At The Motley Fool, we poke plenty of fun at Wall Street analysts and their endless cycle of upgrades, downgrades, and "initiating coverage at neutral." Here, we'll show you whether those bigwigs actually know what they're talking about. To help, we've enlisted Motley Fool CAPS to track the long-term performance of Wall Street's best and worst.

And speaking of the best ...
On a rose-colored day for the market Monday, shareholders of NVIDIA (Nasdaq: NVDA) watched their shares leap 5%. Thank the friendly analysts at JMP Securities -- and AT&T (NYSE: T).

According to JMP, AT&T's bid to acquire T-Mobile will have all sorts of unforeseen consequences for the telecom industry, including increased competition for customers between the new No. 2 player, Verizon (NYSE: VZ), and the incumbent No. 3, Sprint Nextel. As the only major telecom still iPhoneless, Sprint depends heavily on Android-run phone offerings to attract and retain customers. JMP argues that NVIDIA's "Tegra" smartphone chip "will continue to be in the lead reference designs for new Android operating systems." Hence, we can expect Sprint to move aggressively to promote phones containing NVIDIA's chip.

Furthermore, JMP points out that Tegra is integral to the Atrix phone that Motorola Mobility (NYSE: MMI) manufactures for AT&T. Tegra's also used in LG's Optimus 2x (offered by T-Mobile) and Verizon's Bionic phone. As a result, JMP believes that it probably doesn't matter who ultimately leads the pack in mobile-phone market share. All the major players will push Android products and thus boost NVIDIA's sales. But is JMP right?

Let's go to the tape
When an analyst makes a "heads I win, tails I win more" argument on a stock, I sense risk brewing. Such optimism about a stock often produces sky-high prices, because "can't miss" investment theses and "can't justify" valuations go hand in hand. (Netflix, Apple, we're looking in your direction.) And at 44 times earnings, NVIDIA does look a little pricey.

We must also consider JMP's reputation. NVIDIA's giving back some of its gains today, which makes me wonder whether investors who bought in a hurry yesterday are pausing today to double-check the record of the analyst who made the upgrade. In semiconductors, JMP's record has been anything but stellar over the past several years, including these major blunders:

Company

JMP Rating

CAPS Rating
(out of 5)

JMP's Picks Lagging
S&P by

Intel (Nasdaq: INTC) Outperform **** (26 points)
Advanced Micro Devices (NYSE: AMD) Outperform ** (116 points)

That score for AMD represents the total of three picks, all wrong. And whatever you think about NVIDIA's chances in the smartphone arena, the company's history has been firmly rooted in PC chips. JMP's woeful record with key PC chipmakers AMD and Intel inspires no confidence in me.

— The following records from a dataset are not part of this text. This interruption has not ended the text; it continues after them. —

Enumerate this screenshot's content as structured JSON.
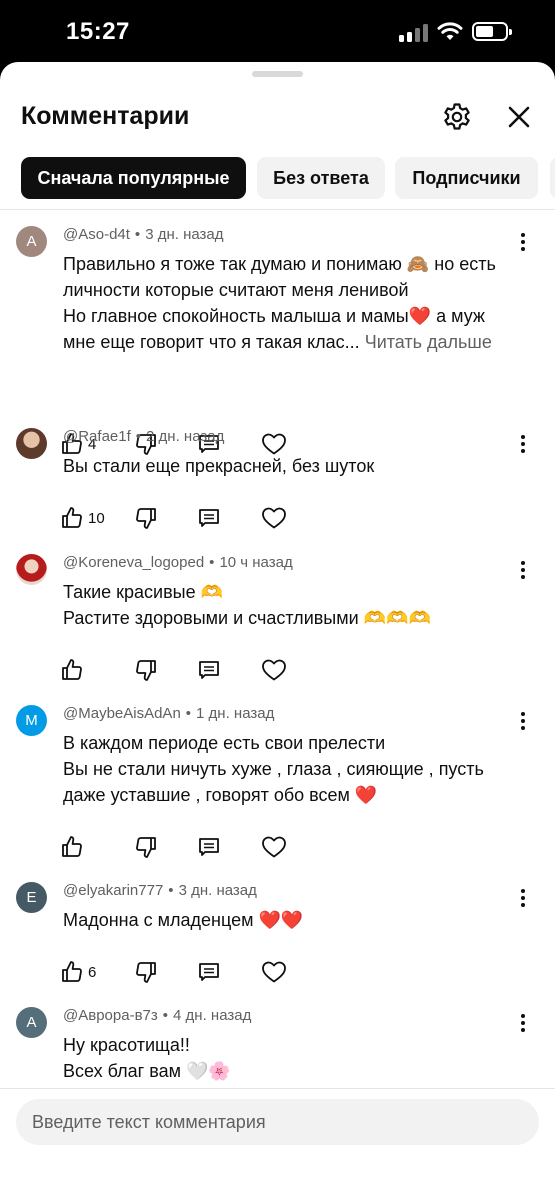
{
  "status_bar": {
    "time": "15:27"
  },
  "header": {
    "title": "Комментарии"
  },
  "filters": [
    {
      "label": "Сначала популярные",
      "active": true
    },
    {
      "label": "Без ответа",
      "active": false
    },
    {
      "label": "Подписчики",
      "active": false
    },
    {
      "label": "",
      "active": false
    }
  ],
  "comments": [
    {
      "author": "@Aso-d4t",
      "time": "3 дн. назад",
      "avatar_letter": "A",
      "avatar_color": "#a1887f",
      "lines": [
        "Правильно я тоже так думаю и понимаю 🙈 но есть",
        "личности которые считают меня ленивой",
        "Но главное спокойность малыша и мамы❤️ а муж",
        "мне еще говорит что я такая клас..."
      ],
      "read_more": "Читать дальше",
      "likes": "4"
    },
    {
      "author": "@Rafae1f",
      "time": "2 дн. назад",
      "avatar_letter": "",
      "avatar_color": "#8d6e63",
      "lines": [
        "Вы стали еще прекрасней, без шуток"
      ],
      "read_more": "",
      "likes": "10"
    },
    {
      "author": "@Koreneva_logoped",
      "time": "10 ч назад",
      "avatar_letter": "",
      "avatar_color": "#b71c1c",
      "lines": [
        "Такие красивые 🫶",
        "Растите здоровыми и счастливыми 🫶🫶🫶"
      ],
      "read_more": "",
      "likes": ""
    },
    {
      "author": "@MaybeAisAdAn",
      "time": "1 дн. назад",
      "avatar_letter": "M",
      "avatar_color": "#039be5",
      "lines": [
        "В каждом периоде есть свои прелести",
        "Вы не стали ничуть хуже , глаза , сияющие , пусть",
        "даже уставшие , говорят обо всем ❤️"
      ],
      "read_more": "",
      "likes": ""
    },
    {
      "author": "@elyakarin777",
      "time": "3 дн. назад",
      "avatar_letter": "E",
      "avatar_color": "#455a64",
      "lines": [
        "Мадонна с младенцем ❤️❤️"
      ],
      "read_more": "",
      "likes": "6"
    },
    {
      "author": "@Аврора-в7з",
      "time": "4 дн. назад",
      "avatar_letter": "A",
      "avatar_color": "#546e7a",
      "lines": [
        "Ну красотища!!",
        "Всех благ вам 🤍🌸"
      ],
      "read_more": "",
      "likes": ""
    }
  ],
  "input": {
    "placeholder": "Введите текст комментария"
  }
}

That said, JMP has been working hard lately to improve its record in semiconductors -- and it does seem to be gaining traction. The majority of its active recommendations are now beating the market. Its recommendation of smartphone-leveraged semi-play Skyworks Solutions (Nasdaq: SWKS) has even beaten the market by more than than 122 percentage points.

Very interesting
I'd also point out that JMP's buy-thesis on NVIDIA does not hinge entirely on Tegra being irreplaceable. As StreetInsider.com reports, the key factors attracting JMP to NVIDIA include the "interesting valuation conditions emerging" at the stock. In that respect, I found two particularly intriguing factors worth considering.

First, at 44 times earnings, NVIDIA's P/E is more than triple AMD's, and more than four times Intel's valuation. It even costs more than Skyworks! Yet if you drill down to the company's cash flows, I think you'll be pleasantly surprised. NVIDIA actually generates more than twice as much free cash flow as its income statements suggest -- $578 million last year alone, a 41% increase from 2009. At a current market cap of just $11.3 billion, that works out to a price-to-free cash flow ratio of less than 20 on the stock.

Second, NVIDIA has a lot of cash on its balance sheet, which its 44 P/E does not reflect. Factor that hoard into the free cash flow equation, and the company's enterprise value-to-free cash flow ratio drops to just 14.

Foolish final thought
With most analysts expecting NVIDIA to grow profits at roughly 18% per year for the next five years, I agree with JMP that an EV/FCF ratio of 14 looks "interesting." I'd even say the stock looks downright attractive.